Gott trifft Hüttler in Vaduz

In Herbert Rosendorfers grandios-grotesken Deutschen Suite gibt es einen Hund namens Hüttler, der für die Produktion braunen Drecks zuständig und für das Entstehen des Mythos Hitler verantwortlich ist, man lese bei Rosendorfer nach.

Nun taucht Hüttler in Eckhard Henscheids neuem Buch auf, und das sogar im Titel: Gott trifft Hüttler in Vaduz – Eine kleine Kulturgeschichte. Das auftretende Personal ist Atem beraubend: da hätten wir von Goethe über Hegel, Papst Alexander VI, Verdi, Franz Beckenbauer, Helmut Kohl, Eva Braun und ihren Hüttler, Elsa von Brabant, bis zu Dapsul von Zabelthau und natürlich Gott so ziemlich alles zusammen, was irgendwie seit irgendwann kulturell Rang und Namen besitzt. Ein Hans Zippert kann – Respekt! – das Wort Testosterontestzweck fehlerfrei aussprechen, während E. Stoiber nicht einmal Franz Josef Strauß richtig hinbekommt (bei ihm heißt es nach Henscheids Beobachtung Faschjostasch), und wer mit dem Wort Kupferacetat seine Probleme hat darf auch gerne Grünspan sagen.

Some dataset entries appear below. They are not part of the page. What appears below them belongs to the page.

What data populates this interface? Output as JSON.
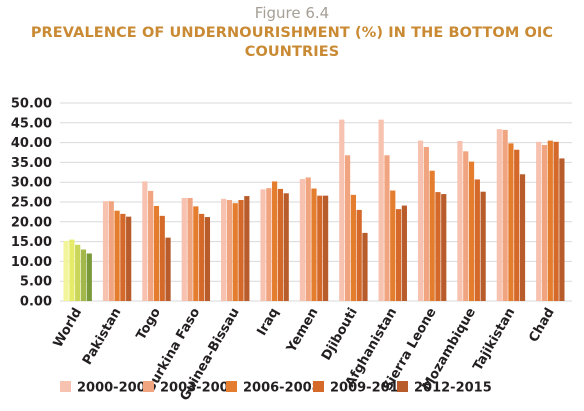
{
  "figure_label": "Figure 6.4",
  "title": "PREVALENCE OF UNDERNOURISHMENT (%) IN THE BOTTOM OIC COUNTRIES",
  "colors": {
    "title": "#c98a33",
    "figure_label": "#a69f96",
    "gridline": "#d9d9d9",
    "series": [
      "#f7c2b0",
      "#f0a480",
      "#e57d2e",
      "#d4692a",
      "#b85c2b"
    ],
    "world_series": [
      "#f2f59c",
      "#e6ec6a",
      "#c9d65a",
      "#a3b84a",
      "#7a9a3a"
    ]
  },
  "chart_data": {
    "type": "bar",
    "categories": [
      "World",
      "Pakistan",
      "Togo",
      "Burkina Faso",
      "Guinea-Bissau",
      "Iraq",
      "Yemen",
      "Djibouti",
      "Afghanistan",
      "Sierra Leone",
      "Mozambique",
      "Tajikistan",
      "Chad"
    ],
    "series": [
      {
        "name": "2000-2002",
        "values": [
          15.2,
          25.2,
          30.2,
          26.0,
          25.8,
          28.2,
          30.8,
          45.8,
          45.8,
          40.5,
          40.4,
          43.4,
          40.2
        ]
      },
      {
        "name": "2003-2005",
        "values": [
          15.5,
          25.2,
          27.8,
          26.0,
          25.5,
          28.5,
          31.2,
          36.8,
          36.8,
          38.9,
          37.8,
          43.2,
          39.4
        ]
      },
      {
        "name": "2006-2008",
        "values": [
          14.2,
          22.8,
          24.0,
          23.9,
          24.7,
          30.2,
          28.4,
          26.8,
          27.9,
          32.9,
          35.2,
          39.8,
          40.5
        ]
      },
      {
        "name": "2009-2011",
        "values": [
          13.0,
          22.0,
          21.5,
          22.0,
          25.5,
          28.3,
          26.6,
          23.0,
          23.2,
          27.5,
          30.7,
          38.2,
          40.2
        ]
      },
      {
        "name": "2012-2015",
        "values": [
          12.0,
          21.3,
          16.0,
          21.2,
          26.5,
          27.2,
          26.6,
          17.2,
          24.1,
          27.0,
          27.6,
          32.0,
          36.0
        ]
      }
    ],
    "yticks": [
      "50.00",
      "45.00",
      "40.00",
      "35.00",
      "30.00",
      "25.00",
      "20.00",
      "15.00",
      "10.00",
      "5.00",
      "0.00"
    ],
    "ylim": [
      0,
      50
    ],
    "grid": true,
    "legend_position": "bottom"
  }
}
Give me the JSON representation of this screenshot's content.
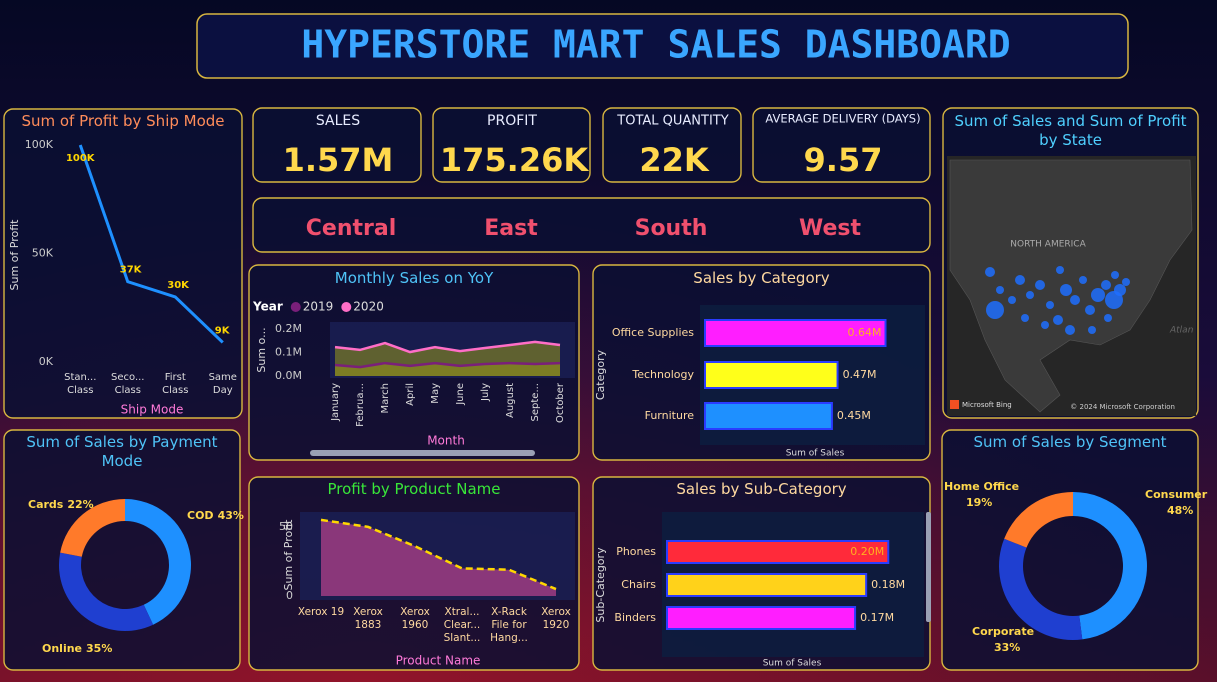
{
  "title": "HYPERSTORE MART SALES DASHBOARD",
  "kpis": [
    {
      "label": "SALES",
      "value": "1.57M"
    },
    {
      "label": "PROFIT",
      "value": "175.26K"
    },
    {
      "label": "TOTAL QUANTITY",
      "value": "22K"
    },
    {
      "label": "AVERAGE DELIVERY (DAYS)",
      "value": "9.57"
    }
  ],
  "regions": [
    "Central",
    "East",
    "South",
    "West"
  ],
  "map": {
    "title": "Sum of Sales and Sum of Profit by State",
    "region_label": "NORTH AMERICA",
    "ocean_label": "Atlan",
    "attribution": "Microsoft Bing",
    "copyright": "© 2024 Microsoft Corporation"
  },
  "chart_data": [
    {
      "type": "line",
      "title": "Sum of Profit by Ship Mode",
      "categories": [
        "Stan... Class",
        "Seco... Class",
        "First Class",
        "Same Day"
      ],
      "values": [
        100000,
        37000,
        30000,
        9000
      ],
      "value_labels": [
        "100K",
        "37K",
        "30K",
        "9K"
      ],
      "color": "#1e90ff",
      "ylim": [
        0,
        100000
      ],
      "yticks": [
        {
          "value": 0,
          "label": "0K"
        },
        {
          "value": 50000,
          "label": "50K"
        },
        {
          "value": 100000,
          "label": "100K"
        }
      ],
      "y_label": "Sum of Profit",
      "x_label": "Ship Mode"
    },
    {
      "type": "donut",
      "title": "Sum of Sales by Payment Mode",
      "categories": [
        "COD",
        "Online",
        "Cards"
      ],
      "values": [
        43,
        35,
        22
      ],
      "value_labels": [
        "43%",
        "35%",
        "22%"
      ],
      "colors": [
        "#1e90ff",
        "#1f3fd0",
        "#ff7a2a"
      ]
    },
    {
      "type": "area",
      "title": "Monthly Sales on YoY",
      "legend_title": "Year",
      "categories": [
        "January",
        "Februa...",
        "March",
        "April",
        "May",
        "June",
        "July",
        "August",
        "Septe...",
        "October"
      ],
      "series": [
        {
          "name": "2019",
          "color": "#7a1f7a",
          "values": [
            47000,
            38000,
            55000,
            43000,
            55000,
            43000,
            51000,
            55000,
            51000,
            55000
          ]
        },
        {
          "name": "2020",
          "color": "#ff6ec7",
          "values": [
            123000,
            111000,
            140000,
            102000,
            123000,
            106000,
            119000,
            132000,
            145000,
            132000
          ]
        }
      ],
      "fill": "#8f8f1c",
      "ylim": [
        0,
        200000
      ],
      "yticks": [
        {
          "value": 0,
          "label": "0.0M"
        },
        {
          "value": 100000,
          "label": "0.1M"
        },
        {
          "value": 200000,
          "label": "0.2M"
        }
      ],
      "y_label": "Sum o...",
      "x_label": "Month"
    },
    {
      "type": "hbar",
      "title": "Sales by Category",
      "categories": [
        "Office Supplies",
        "Technology",
        "Furniture"
      ],
      "values": [
        640000,
        470000,
        450000
      ],
      "value_labels": [
        "0.64M",
        "0.47M",
        "0.45M"
      ],
      "colors": [
        "#ff1eff",
        "#ffff1a",
        "#1e90ff"
      ],
      "xlim": [
        0,
        780000
      ],
      "y_label": "Category",
      "x_label": "Sum of Sales"
    },
    {
      "type": "area",
      "title": "Profit by Product Name",
      "categories": [
        "Xerox 19",
        "Xerox 1883",
        "Xerox 1960",
        "Xtral... Clear... Slant...",
        "X-Rack File for Hang...",
        "Xerox 1920"
      ],
      "values": [
        55,
        50,
        36,
        20,
        19,
        5
      ],
      "color": "#ffd700",
      "fill": "#b0408a",
      "ylim": [
        0,
        60
      ],
      "yticks": [
        0,
        50
      ],
      "y_label": "Sum of Profit",
      "x_label": "Product Name"
    },
    {
      "type": "hbar",
      "title": "Sales by Sub-Category",
      "categories": [
        "Phones",
        "Chairs",
        "Binders"
      ],
      "values": [
        200000,
        180000,
        170000
      ],
      "value_labels": [
        "0.20M",
        "0.18M",
        "0.17M"
      ],
      "colors": [
        "#ff2a3a",
        "#ffd21a",
        "#ff1eff"
      ],
      "xlim": [
        0,
        235000
      ],
      "y_label": "Sub-Category",
      "x_label": "Sum of Sales"
    },
    {
      "type": "donut",
      "title": "Sum of Sales by Segment",
      "categories": [
        "Consumer",
        "Corporate",
        "Home Office"
      ],
      "values": [
        48,
        33,
        19
      ],
      "value_labels": [
        "48%",
        "33%",
        "19%"
      ],
      "colors": [
        "#1e90ff",
        "#1f3fd0",
        "#ff7a2a"
      ]
    }
  ]
}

Mühelos schlägt der Autor einen Bogen von Kant zu Brandt (“Philosophie wohin?”) und braucht dazu gerade einmal zweieinhalb Seiten. Überhaupt sind die Kapitel des Buches von angenehmer Kürze, mehr als drei Seiten sind es nie, dafür aber konsequent mit jeweils einigen Dutzend erlesener Namen gespickt, die uns immer etwas zu sagen haben. Wo wenn nicht hier findet man L. Feuerbach und Sepp Eckardt in einem Satz? Ebenso wie Goethes Verlobte Lili Schönemann und die Kugelstoßerin Liesel Westermann? Oder Richard Wagner, Iris Berben, Johannes Heesters und – das Maß sei voll – Roberto Blanco auf einer gemeinsamen Seite?

Henscheid zitiert gerne und sympathisch (“Friedrich Nietzsche, irgendwo“), rechnet mit eben diesem neuerlich ab, würdigt merkwürdige Rekordversuche (“Am meisten Tote innerhalb kürzester Zeit setzte es am 14.1.1900 bei der Uraufführung von Puccinis “Tosca” bzw. fast auf den Tag genau hundert Jahre vorher anläßlich der historisch modellhaften Schlacht bei Marengo. [...]Übertroffen wird das aber in gewisser Weise noch oder schon durch Altmeister Verdi, welcher im 4. Akt des Troubadour von 1853 innert von 3,5, Minuten – zack! – drei von vier Hauptpersonen ihre Seele aushauchen lässt.”) und reitet von vorne bis hinten durch das Buch parforce durch Mensch und Zeit und Raum. Das Ganze ist Henscheid gemäß urkomisch, nicht selten und erfreulich polemisch und – erwartungsgemäß – höchst unterhaltsam.  Und klüger ist man nach der Lektüre auch noch. Was will man mehr?

awb

Eckhard Henscheid ist Verfasser von Romane, Satiren, Opernführern, Kulturgeschichten und des Infantilromans “Auweia”. Er lebt heute im Amberg, Arosa und Raigering. Eine auf fünfzehn Bände geplante Werkausgabe – bisher sind zehn Bände erschienen – kommt seit 2003 bei Zweitausendeins heraus. Henscheid wird am 14. September 67 Jahre alt.